Sal, I'm impressed that you posted these links. These days, as browsers go, I'm perfectly willing to sit back and watch for a while. Like I said, I still run Nav3, images off. I was a little scared when I loaded my dad's PC with a new AOL disk, and was quite relieved that IE4 wasn't there yet. Here's a recent Anchordesk link on browser performance that I'm mostly in accord with:
Three Essentials for Smarter Surfing www5.zdnet.com
Superfast Web Experienced surfers know that if all you want is hard information, simply switch off the Image Auto-Load feature found on most browsers. This cuts page-loading time considerably, allowing you to judge more quickly whether to stay and read or click on through to the next page. An even faster method is to install a copy of Lynx on you computer.

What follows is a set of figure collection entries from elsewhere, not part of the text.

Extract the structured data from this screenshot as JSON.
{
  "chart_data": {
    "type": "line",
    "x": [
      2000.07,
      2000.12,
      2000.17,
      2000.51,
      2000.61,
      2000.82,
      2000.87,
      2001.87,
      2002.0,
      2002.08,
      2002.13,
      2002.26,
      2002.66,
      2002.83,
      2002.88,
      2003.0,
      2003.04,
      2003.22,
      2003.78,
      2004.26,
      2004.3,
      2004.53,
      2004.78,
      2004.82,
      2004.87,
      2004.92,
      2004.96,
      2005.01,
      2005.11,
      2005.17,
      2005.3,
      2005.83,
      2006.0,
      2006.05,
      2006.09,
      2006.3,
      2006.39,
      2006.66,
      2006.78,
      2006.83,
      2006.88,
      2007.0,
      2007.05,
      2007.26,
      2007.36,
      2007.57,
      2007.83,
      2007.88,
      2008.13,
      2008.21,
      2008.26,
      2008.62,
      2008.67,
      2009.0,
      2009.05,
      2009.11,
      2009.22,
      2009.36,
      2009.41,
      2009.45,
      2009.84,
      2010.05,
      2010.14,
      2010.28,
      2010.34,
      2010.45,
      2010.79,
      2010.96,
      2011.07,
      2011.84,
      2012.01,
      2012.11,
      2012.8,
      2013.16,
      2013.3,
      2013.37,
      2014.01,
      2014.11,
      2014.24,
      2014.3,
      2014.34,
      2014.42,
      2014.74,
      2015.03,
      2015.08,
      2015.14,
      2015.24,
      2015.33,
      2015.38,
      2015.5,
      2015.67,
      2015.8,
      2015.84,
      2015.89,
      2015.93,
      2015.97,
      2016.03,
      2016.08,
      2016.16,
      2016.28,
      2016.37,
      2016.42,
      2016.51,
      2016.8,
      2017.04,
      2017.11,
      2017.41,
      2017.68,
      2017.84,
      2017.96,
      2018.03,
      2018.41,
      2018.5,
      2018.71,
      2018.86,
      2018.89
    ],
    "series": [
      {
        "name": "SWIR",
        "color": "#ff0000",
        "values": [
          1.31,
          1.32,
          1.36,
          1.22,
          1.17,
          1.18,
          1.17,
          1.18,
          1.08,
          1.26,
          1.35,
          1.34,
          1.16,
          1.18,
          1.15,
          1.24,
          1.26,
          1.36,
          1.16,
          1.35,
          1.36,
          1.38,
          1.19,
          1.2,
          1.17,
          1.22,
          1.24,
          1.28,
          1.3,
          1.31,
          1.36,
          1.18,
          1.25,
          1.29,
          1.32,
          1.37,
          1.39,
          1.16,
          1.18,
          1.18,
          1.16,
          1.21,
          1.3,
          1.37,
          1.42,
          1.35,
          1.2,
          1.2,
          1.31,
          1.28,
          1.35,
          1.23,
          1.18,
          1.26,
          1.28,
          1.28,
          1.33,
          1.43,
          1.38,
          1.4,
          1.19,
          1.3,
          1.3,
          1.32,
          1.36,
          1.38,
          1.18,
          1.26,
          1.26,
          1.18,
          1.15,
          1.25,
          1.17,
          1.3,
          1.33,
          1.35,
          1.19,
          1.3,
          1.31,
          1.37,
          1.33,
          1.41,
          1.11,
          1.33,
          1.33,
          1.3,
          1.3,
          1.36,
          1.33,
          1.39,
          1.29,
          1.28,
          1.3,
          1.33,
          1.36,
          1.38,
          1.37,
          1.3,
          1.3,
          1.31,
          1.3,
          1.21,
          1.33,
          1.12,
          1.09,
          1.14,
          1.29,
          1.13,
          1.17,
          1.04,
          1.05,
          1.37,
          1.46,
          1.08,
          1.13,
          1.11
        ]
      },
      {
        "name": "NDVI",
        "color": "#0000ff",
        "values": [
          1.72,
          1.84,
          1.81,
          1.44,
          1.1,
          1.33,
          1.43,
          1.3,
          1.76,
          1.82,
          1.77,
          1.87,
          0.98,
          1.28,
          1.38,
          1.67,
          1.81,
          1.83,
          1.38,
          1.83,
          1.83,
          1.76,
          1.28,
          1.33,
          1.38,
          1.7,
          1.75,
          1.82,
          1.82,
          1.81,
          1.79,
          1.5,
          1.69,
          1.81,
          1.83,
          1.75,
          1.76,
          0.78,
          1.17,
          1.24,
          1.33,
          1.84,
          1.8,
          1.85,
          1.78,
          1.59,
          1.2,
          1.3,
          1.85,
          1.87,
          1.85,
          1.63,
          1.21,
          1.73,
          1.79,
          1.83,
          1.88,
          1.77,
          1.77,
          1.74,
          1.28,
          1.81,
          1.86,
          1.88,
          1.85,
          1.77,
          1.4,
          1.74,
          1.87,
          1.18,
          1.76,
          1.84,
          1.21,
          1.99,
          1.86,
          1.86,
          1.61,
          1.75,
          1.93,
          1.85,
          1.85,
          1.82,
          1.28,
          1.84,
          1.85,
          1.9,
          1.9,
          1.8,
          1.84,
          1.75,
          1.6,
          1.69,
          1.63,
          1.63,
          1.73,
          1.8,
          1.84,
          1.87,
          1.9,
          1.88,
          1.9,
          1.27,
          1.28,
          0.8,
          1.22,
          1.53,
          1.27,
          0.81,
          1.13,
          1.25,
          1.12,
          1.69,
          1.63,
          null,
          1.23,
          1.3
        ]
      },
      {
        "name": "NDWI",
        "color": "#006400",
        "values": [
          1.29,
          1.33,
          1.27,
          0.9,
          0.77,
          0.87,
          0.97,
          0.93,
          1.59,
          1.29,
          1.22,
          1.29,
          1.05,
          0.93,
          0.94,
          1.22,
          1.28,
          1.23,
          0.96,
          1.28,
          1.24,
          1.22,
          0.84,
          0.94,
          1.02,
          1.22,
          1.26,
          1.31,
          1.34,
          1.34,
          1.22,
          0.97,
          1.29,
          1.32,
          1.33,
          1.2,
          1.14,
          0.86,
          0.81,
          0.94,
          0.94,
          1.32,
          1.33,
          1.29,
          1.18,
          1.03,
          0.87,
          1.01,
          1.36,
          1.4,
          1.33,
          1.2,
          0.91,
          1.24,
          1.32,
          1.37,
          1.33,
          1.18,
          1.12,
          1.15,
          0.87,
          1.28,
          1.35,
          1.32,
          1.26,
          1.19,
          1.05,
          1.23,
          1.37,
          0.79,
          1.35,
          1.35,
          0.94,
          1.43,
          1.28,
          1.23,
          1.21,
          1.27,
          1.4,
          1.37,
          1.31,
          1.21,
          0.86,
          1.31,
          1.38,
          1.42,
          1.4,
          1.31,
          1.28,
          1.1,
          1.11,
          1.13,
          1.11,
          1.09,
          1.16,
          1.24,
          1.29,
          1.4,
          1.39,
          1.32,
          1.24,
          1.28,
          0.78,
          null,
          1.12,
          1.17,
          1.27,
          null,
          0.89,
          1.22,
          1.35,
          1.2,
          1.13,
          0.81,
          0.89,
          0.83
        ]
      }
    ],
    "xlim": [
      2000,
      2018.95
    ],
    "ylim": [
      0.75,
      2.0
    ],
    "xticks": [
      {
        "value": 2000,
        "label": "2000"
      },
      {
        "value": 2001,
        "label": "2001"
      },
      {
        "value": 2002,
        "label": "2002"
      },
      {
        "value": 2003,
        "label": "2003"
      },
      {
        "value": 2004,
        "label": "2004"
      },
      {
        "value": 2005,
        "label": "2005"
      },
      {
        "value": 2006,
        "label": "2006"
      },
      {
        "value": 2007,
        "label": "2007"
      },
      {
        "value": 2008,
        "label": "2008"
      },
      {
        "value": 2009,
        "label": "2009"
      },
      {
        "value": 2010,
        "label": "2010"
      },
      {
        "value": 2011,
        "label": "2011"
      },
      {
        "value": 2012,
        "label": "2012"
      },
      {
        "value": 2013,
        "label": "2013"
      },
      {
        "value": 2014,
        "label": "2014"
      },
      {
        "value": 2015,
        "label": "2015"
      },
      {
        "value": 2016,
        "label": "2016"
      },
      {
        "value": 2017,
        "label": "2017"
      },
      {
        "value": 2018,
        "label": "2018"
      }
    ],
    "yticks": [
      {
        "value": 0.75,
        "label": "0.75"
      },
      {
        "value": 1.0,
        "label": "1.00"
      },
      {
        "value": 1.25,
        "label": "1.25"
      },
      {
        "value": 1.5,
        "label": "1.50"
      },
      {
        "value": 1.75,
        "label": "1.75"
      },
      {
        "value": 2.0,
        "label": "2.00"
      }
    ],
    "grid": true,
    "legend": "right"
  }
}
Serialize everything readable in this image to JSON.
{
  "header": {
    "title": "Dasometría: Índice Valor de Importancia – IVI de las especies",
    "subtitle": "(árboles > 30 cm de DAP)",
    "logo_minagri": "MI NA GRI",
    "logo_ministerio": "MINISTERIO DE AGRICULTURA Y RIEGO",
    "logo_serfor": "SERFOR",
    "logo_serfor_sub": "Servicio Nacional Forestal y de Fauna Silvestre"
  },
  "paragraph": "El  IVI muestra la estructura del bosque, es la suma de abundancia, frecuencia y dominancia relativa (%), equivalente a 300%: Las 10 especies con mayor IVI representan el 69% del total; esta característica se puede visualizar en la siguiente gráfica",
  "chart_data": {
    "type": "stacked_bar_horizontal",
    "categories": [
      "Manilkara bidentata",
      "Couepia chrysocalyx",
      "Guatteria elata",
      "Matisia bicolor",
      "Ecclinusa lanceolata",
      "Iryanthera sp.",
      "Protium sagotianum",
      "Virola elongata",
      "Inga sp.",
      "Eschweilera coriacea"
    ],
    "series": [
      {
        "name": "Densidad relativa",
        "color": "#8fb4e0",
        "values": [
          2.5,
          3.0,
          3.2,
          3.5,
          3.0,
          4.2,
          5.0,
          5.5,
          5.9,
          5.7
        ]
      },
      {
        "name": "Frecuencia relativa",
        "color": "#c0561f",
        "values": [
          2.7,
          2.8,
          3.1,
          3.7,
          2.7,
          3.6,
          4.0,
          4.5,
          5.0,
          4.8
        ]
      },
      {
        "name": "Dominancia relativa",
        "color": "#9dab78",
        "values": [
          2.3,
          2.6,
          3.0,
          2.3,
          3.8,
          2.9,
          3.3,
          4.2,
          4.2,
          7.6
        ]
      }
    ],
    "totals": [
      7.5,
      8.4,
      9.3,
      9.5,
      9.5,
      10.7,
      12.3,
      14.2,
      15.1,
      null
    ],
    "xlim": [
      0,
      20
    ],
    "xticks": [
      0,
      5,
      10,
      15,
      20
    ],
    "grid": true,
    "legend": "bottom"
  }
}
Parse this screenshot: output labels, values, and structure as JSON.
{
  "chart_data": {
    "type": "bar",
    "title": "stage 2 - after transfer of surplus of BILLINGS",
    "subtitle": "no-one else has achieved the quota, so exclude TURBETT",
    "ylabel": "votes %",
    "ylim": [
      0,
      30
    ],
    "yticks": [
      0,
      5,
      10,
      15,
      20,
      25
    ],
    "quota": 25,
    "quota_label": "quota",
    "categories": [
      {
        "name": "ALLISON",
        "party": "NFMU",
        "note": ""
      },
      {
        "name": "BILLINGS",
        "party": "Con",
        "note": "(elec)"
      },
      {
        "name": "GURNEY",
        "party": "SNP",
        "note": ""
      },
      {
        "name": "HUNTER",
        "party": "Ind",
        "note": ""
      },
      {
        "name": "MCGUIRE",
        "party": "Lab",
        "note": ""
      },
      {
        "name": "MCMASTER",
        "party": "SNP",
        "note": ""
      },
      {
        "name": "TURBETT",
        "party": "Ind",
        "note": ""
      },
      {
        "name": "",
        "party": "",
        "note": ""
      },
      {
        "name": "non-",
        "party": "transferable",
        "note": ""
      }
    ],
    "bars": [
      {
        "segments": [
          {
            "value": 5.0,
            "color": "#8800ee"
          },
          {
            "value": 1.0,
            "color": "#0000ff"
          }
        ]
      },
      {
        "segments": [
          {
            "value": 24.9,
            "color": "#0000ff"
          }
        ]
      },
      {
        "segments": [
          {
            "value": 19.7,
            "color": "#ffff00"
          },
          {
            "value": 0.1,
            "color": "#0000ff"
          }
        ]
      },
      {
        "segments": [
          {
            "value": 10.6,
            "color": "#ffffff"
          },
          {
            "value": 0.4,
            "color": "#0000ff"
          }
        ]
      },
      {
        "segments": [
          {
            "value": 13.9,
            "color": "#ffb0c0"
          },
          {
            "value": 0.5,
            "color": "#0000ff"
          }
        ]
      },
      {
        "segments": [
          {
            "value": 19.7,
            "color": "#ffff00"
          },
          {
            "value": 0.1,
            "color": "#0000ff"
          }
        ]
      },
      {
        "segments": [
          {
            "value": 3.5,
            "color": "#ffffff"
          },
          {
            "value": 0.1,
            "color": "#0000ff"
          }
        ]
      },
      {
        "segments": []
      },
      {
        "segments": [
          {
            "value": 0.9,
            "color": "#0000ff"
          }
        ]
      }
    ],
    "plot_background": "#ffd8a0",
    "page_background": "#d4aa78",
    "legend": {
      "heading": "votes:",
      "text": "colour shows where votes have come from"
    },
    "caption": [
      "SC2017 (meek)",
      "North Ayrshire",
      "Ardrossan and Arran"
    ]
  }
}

I used to run Lynx all the time, dialed in to my office machine which was direct connected to the internet. In general, it was loads faster running over a crummy 9600baud modem than running Netscape/IE on a 28k modem. I have no idea what people stuff into their web pages to make a 500 word story into a 50kbyte file, even without graphics, but it's pretty silly. It'd be nice if ISP's would provide a machine with timesharing accounts, with a fast internet connection and lynx, for people to telnet into, you could filter out 90% of the bytes before they hit the modem bottleneck and still get 99% of the information from most sites.